Wearable antennas could be the future of wireless technology and have important applications in communications, security and healthcare, but as they are worn on the body it is particularly important to understand their performance. The human body absorbs electromagnetic signals and so there are concerns that the emitted signal from the antenna could suffer from power losses if worn too close.
The research tested a number of novel measurement techniques that could help the development of this exciting new technology, including measuring the radiation absorbed by a 'human dummy', designed from material that mimics the characteristics of human tissue.
Dr James Matthews, Principal Engineer, BAE Systems Advanced Technology Centre, said: "NPL provided an excellent quality set of measurements, despite the difficulties inherent in wearable antenna technology.

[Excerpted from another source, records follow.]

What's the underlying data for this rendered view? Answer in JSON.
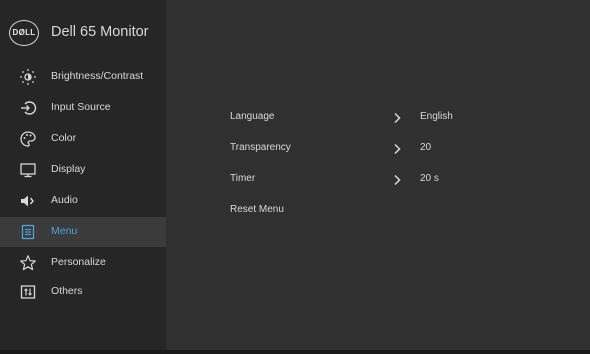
{
  "header": {
    "logo_text": "DØLL",
    "model": "Dell 65 Monitor"
  },
  "nav": [
    {
      "label": "Brightness/Contrast",
      "icon": "brightness-icon"
    },
    {
      "label": "Input Source",
      "icon": "input-source-icon"
    },
    {
      "label": "Color",
      "icon": "color-palette-icon"
    },
    {
      "label": "Display",
      "icon": "display-icon"
    },
    {
      "label": "Audio",
      "icon": "speaker-icon"
    },
    {
      "label": "Menu",
      "icon": "menu-icon",
      "active": true
    },
    {
      "label": "Personalize",
      "icon": "star-icon"
    },
    {
      "label": "Others",
      "icon": "others-icon"
    }
  ],
  "menu_settings": [
    {
      "label": "Language",
      "value": "English"
    },
    {
      "label": "Transparency",
      "value": "20"
    },
    {
      "label": "Timer",
      "value": "20 s"
    },
    {
      "label": "Reset Menu"
    }
  ],
  "colors": {
    "background": "#303030",
    "sidebar": "#262626",
    "active": "#3b3b3b",
    "accent": "#4aa3df",
    "text": "#d8d8d8"
  }
}
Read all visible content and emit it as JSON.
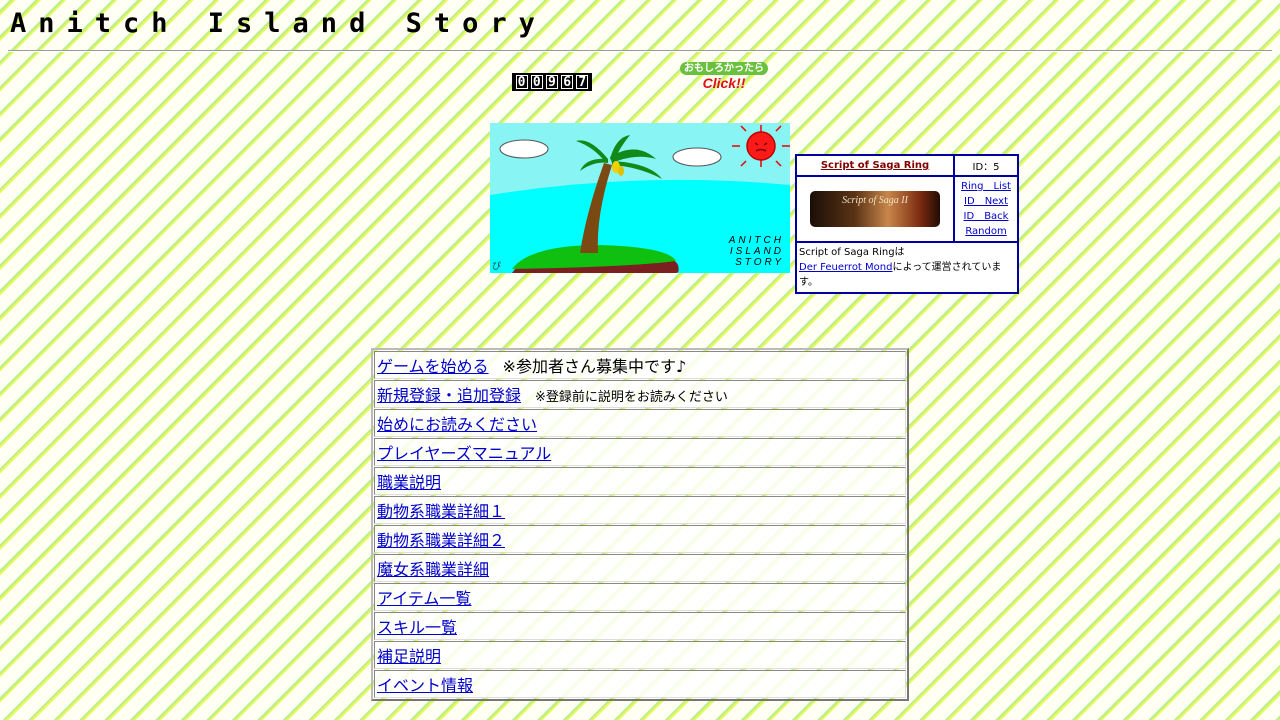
{
  "header": {
    "title": "Anitch Island Story"
  },
  "counter": {
    "digits": [
      "0",
      "0",
      "9",
      "6",
      "7"
    ]
  },
  "click_banner": {
    "top_text": "おもしろかったら",
    "bottom_text": "Click!!"
  },
  "banner": {
    "logo_lines": [
      "ANITCH",
      "ISLAND",
      "STORY"
    ],
    "signature": "ぴ"
  },
  "webring": {
    "title": "Script of Saga Ring",
    "id_label": "ID：5",
    "image_text": "Script of Saga II",
    "links": [
      "Ring　List",
      "ID　Next",
      "ID　Back",
      "Random"
    ],
    "description_prefix": "Script of Saga Ringは",
    "admin_link": "Der Feuerrot Mond",
    "description_suffix": "によって運営されています。"
  },
  "menu": {
    "items": [
      {
        "label": "ゲームを始める",
        "note": "※参加者さん募集中です♪"
      },
      {
        "label": "新規登録・追加登録",
        "note": "※登録前に説明をお読みください"
      },
      {
        "label": "始めにお読みください"
      },
      {
        "label": "プレイヤーズマニュアル"
      },
      {
        "label": "職業説明"
      },
      {
        "label": "動物系職業詳細１"
      },
      {
        "label": "動物系職業詳細２"
      },
      {
        "label": "魔女系職業詳細"
      },
      {
        "label": "アイテム一覧"
      },
      {
        "label": "スキル一覧"
      },
      {
        "label": "補足説明"
      },
      {
        "label": "イベント情報"
      }
    ]
  },
  "colors": {
    "link": "#0000cc",
    "ring_border": "#0000a0",
    "ring_title": "#800000",
    "stripe_green": "#b8f090",
    "stripe_yellow": "#eaf858"
  }
}
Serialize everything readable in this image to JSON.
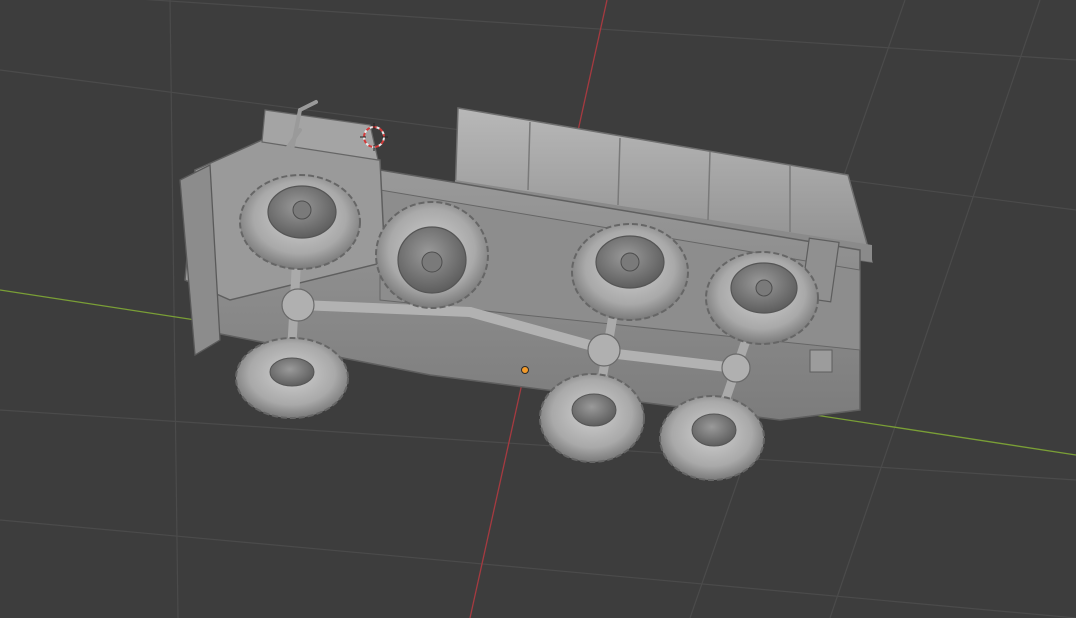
{
  "viewport": {
    "background": "#3d3d3d",
    "grid_color": "#4a4a4a",
    "x_axis_color": "#7fa23a",
    "y_axis_color": "#a8383d",
    "origin_color": "#f29a2a",
    "cursor_color": "#d23a3a"
  },
  "model": {
    "body_color": "#a6a6a6",
    "tire_color": "#b4b4b4",
    "shadow_color": "#6e6e6e"
  },
  "icons": {
    "cursor": "3d-cursor-icon",
    "origin": "object-origin-icon"
  }
}
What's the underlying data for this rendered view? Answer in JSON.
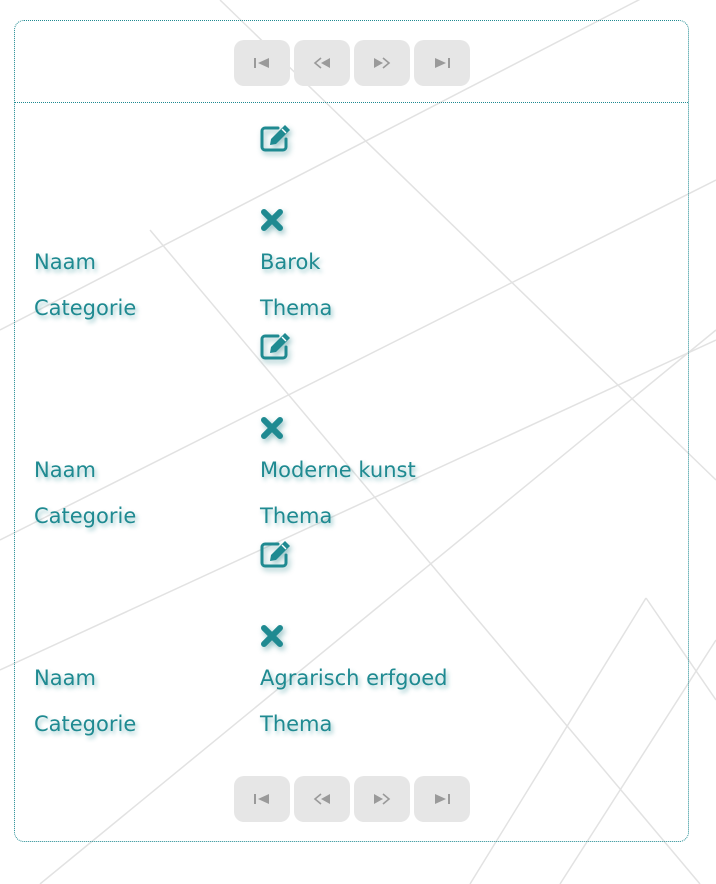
{
  "pager": {
    "first_icon": "skip-first-icon",
    "prev_icon": "skip-previous-icon",
    "next_icon": "skip-next-icon",
    "last_icon": "skip-last-icon"
  },
  "records": [
    {
      "naam_label": "Naam",
      "naam": "Barok",
      "categorie_label": "Categorie",
      "categorie": "Thema",
      "edit_icon": "edit-icon",
      "delete_icon": "delete-x-icon"
    },
    {
      "naam_label": "Naam",
      "naam": "Moderne kunst",
      "categorie_label": "Categorie",
      "categorie": "Thema",
      "edit_icon": "edit-icon",
      "delete_icon": "delete-x-icon"
    },
    {
      "naam_label": "Naam",
      "naam": "Agrarisch erfgoed",
      "categorie_label": "Categorie",
      "categorie": "Thema",
      "edit_icon": "edit-icon",
      "delete_icon": "delete-x-icon"
    }
  ],
  "colors": {
    "accent": "#1f8a91",
    "button_bg": "#e6e6e6",
    "button_icon": "#9a9a9a"
  }
}
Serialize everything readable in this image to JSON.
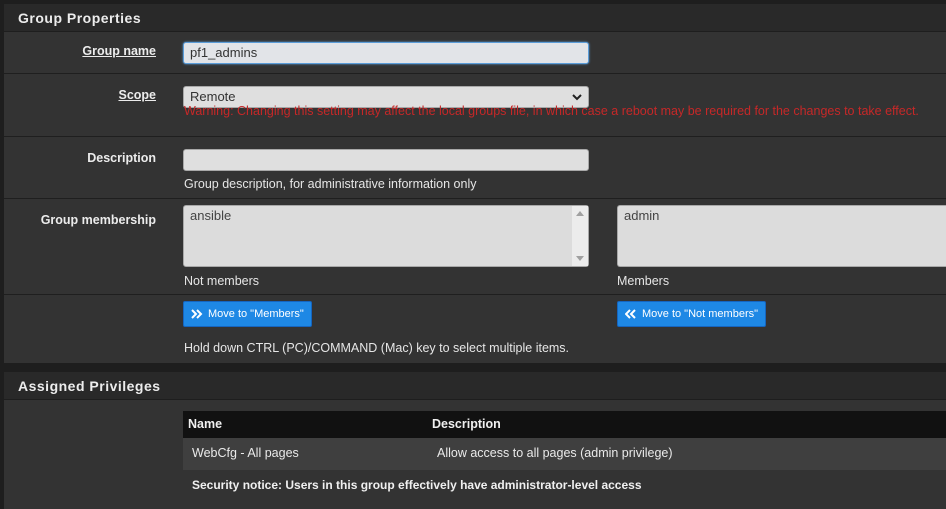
{
  "group_properties": {
    "title": "Group Properties",
    "group_name": {
      "label": "Group name",
      "value": "pf1_admins"
    },
    "scope": {
      "label": "Scope",
      "selected": "Remote",
      "warning": "Warning: Changing this setting may affect the local groups file, in which case a reboot may be required for the changes to take effect."
    },
    "description": {
      "label": "Description",
      "value": "",
      "help": "Group description, for administrative information only"
    },
    "membership": {
      "label": "Group membership",
      "not_members": [
        "ansible"
      ],
      "not_members_caption": "Not members",
      "members": [
        "admin"
      ],
      "members_caption": "Members",
      "move_to_members": "Move to \"Members\"",
      "move_to_not_members": "Move to \"Not members\"",
      "help": "Hold down CTRL (PC)/COMMAND (Mac) key to select multiple items."
    }
  },
  "assigned_privileges": {
    "title": "Assigned Privileges",
    "columns": [
      "Name",
      "Description"
    ],
    "rows": [
      {
        "name": "WebCfg - All pages",
        "description": "Allow access to all pages (admin privilege)"
      }
    ],
    "security_notice": "Security notice: Users in this group effectively have administrator-level access"
  },
  "colors": {
    "accent": "#1e88e5",
    "warning": "#c62828",
    "panel": "#333333",
    "heading": "#292929"
  },
  "icons": {
    "move_right": "double-chevron-right-icon",
    "move_left": "double-chevron-left-icon",
    "select": "chevron-down-icon"
  }
}
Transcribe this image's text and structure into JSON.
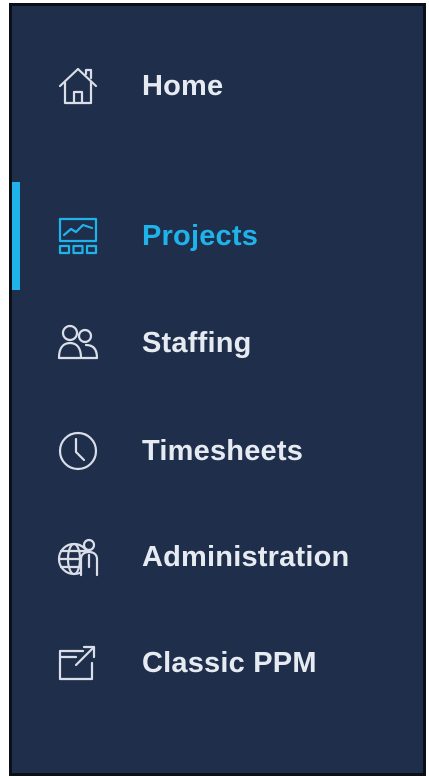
{
  "nav": {
    "items": [
      {
        "label": "Home",
        "icon": "home-icon",
        "active": false
      },
      {
        "label": "Projects",
        "icon": "projects-chart-icon",
        "active": true
      },
      {
        "label": "Staffing",
        "icon": "staffing-people-icon",
        "active": false
      },
      {
        "label": "Timesheets",
        "icon": "clock-icon",
        "active": false
      },
      {
        "label": "Administration",
        "icon": "globe-admin-icon",
        "active": false
      },
      {
        "label": "Classic PPM",
        "icon": "external-link-icon",
        "active": false
      }
    ]
  },
  "colors": {
    "sidebar_bg": "#1f2e4b",
    "text": "#e6eaf1",
    "accent": "#1fb3ea",
    "icon": "#d9dee8"
  }
}
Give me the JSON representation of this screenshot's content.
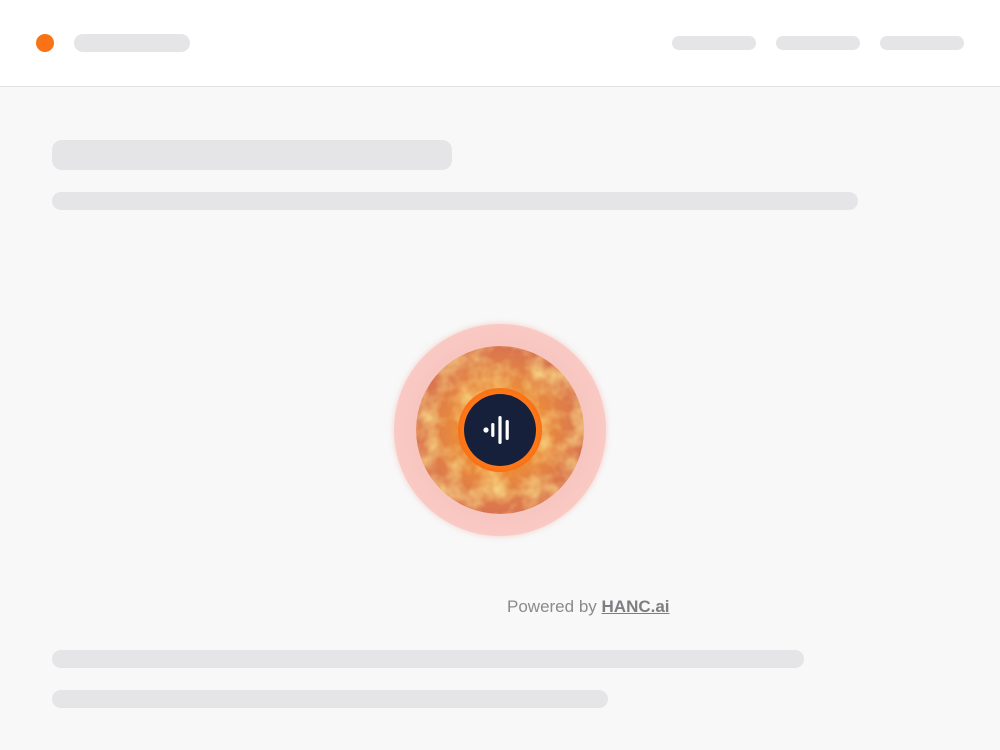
{
  "colors": {
    "accent": "#f97316",
    "skeleton": "#e5e5e8",
    "button_dark": "#17203a",
    "page_bg": "#f8f8f8",
    "header_bg": "#ffffff"
  },
  "header": {
    "logo_icon": "orange-dot-icon"
  },
  "voice_widget": {
    "icon": "audio-waveform-icon"
  },
  "footer": {
    "powered_prefix": "Powered by",
    "brand_link": "HANC.ai"
  }
}
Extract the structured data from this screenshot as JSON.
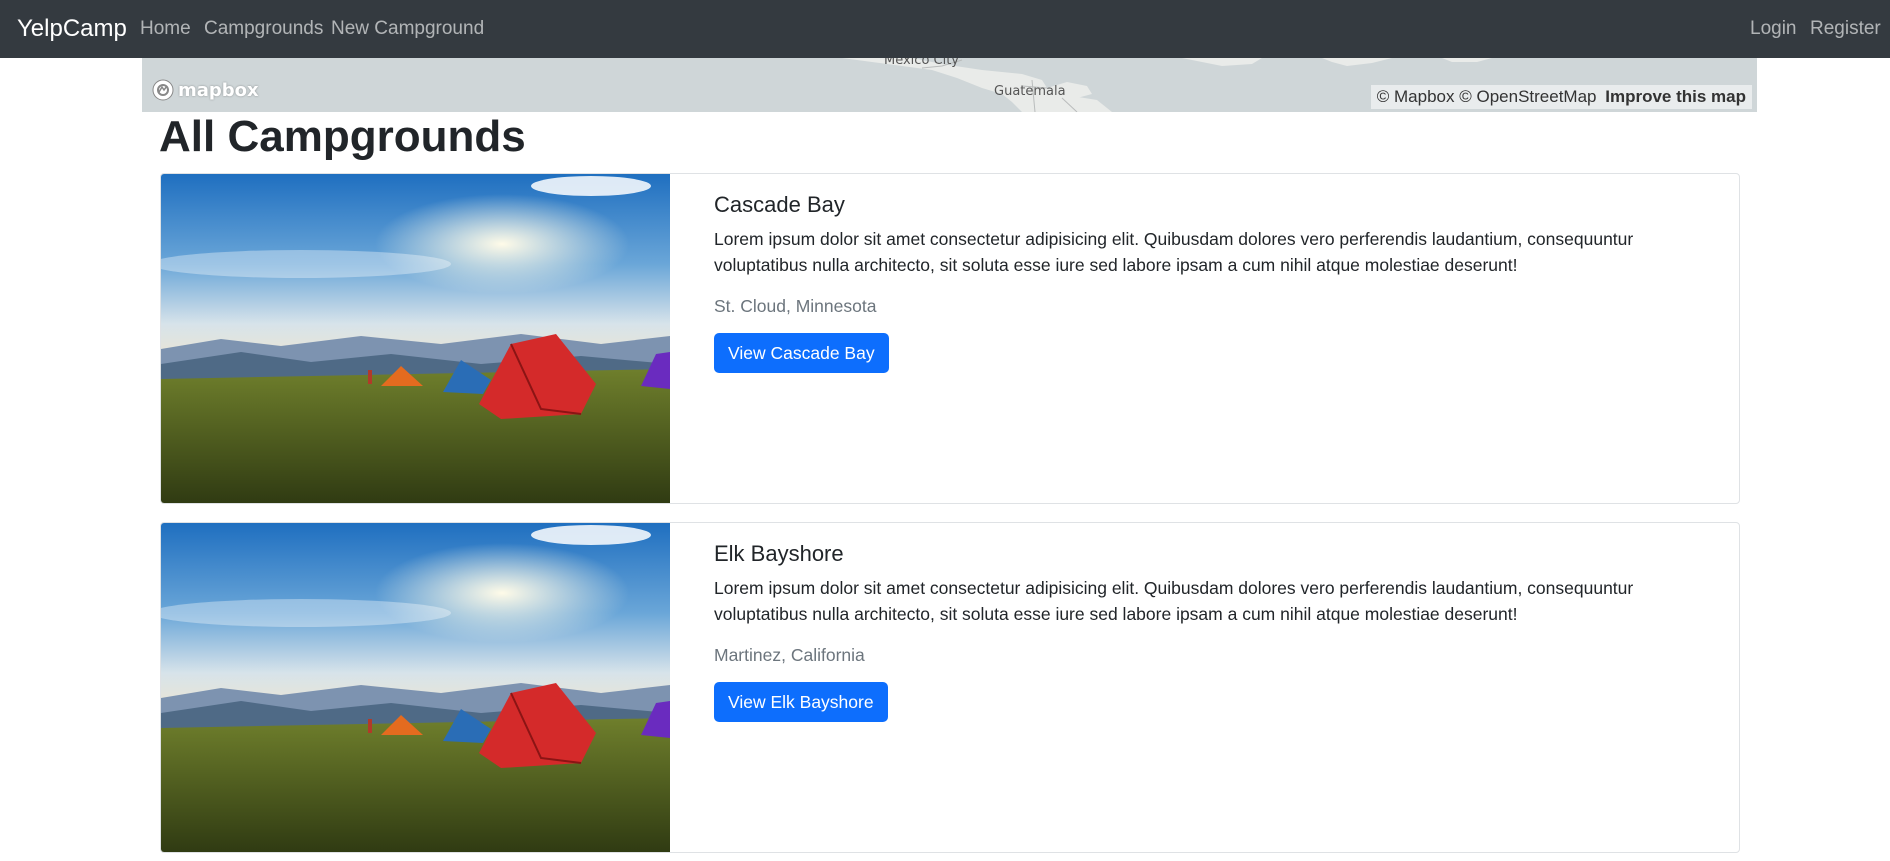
{
  "navbar": {
    "brand": "YelpCamp",
    "links": [
      "Home",
      "Campgrounds",
      "New Campground"
    ],
    "auth": [
      "Login",
      "Register"
    ]
  },
  "map": {
    "cities": [
      "Mexico City",
      "Guatemala"
    ],
    "logo_text": "mapbox",
    "attribution": [
      "© Mapbox",
      "© OpenStreetMap"
    ],
    "improve": "Improve this map"
  },
  "page": {
    "title": "All Campgrounds"
  },
  "campgrounds": [
    {
      "title": "Cascade Bay",
      "description": "Lorem ipsum dolor sit amet consectetur adipisicing elit. Quibusdam dolores vero perferendis laudantium, consequuntur voluptatibus nulla architecto, sit soluta esse iure sed labore ipsam a cum nihil atque molestiae deserunt!",
      "location": "St. Cloud, Minnesota",
      "button": "View Cascade Bay"
    },
    {
      "title": "Elk Bayshore",
      "description": "Lorem ipsum dolor sit amet consectetur adipisicing elit. Quibusdam dolores vero perferendis laudantium, consequuntur voluptatibus nulla architecto, sit soluta esse iure sed labore ipsam a cum nihil atque molestiae deserunt!",
      "location": "Martinez, California",
      "button": "View Elk Bayshore"
    }
  ],
  "colors": {
    "navbar_bg": "#343a40",
    "primary": "#0d6efd",
    "muted": "#6c757d",
    "map_water": "#cfd6d8"
  }
}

NPL took time to understand the requirements and took a proactive approach to the challenge, providing wider ranging measurements than originally anticipated."
NPL's Dr Tian Hong Loh in the SMART chamber
NPL facilities used during the research included the Reverberation Chamber, Fully Anechoic Small Antenna Radiated Testing (SMART) Range, the EMC Ferrite Lined Fully Anechoic Room (FAR) and specific absorption rate (SAR) facilities.
The collaborative research revealed that there is an optimum distance for the position of the antenna in relation to the body, which can improve the antenna's efficiency. This information, when integrated into antenna design, will help developers produce better products.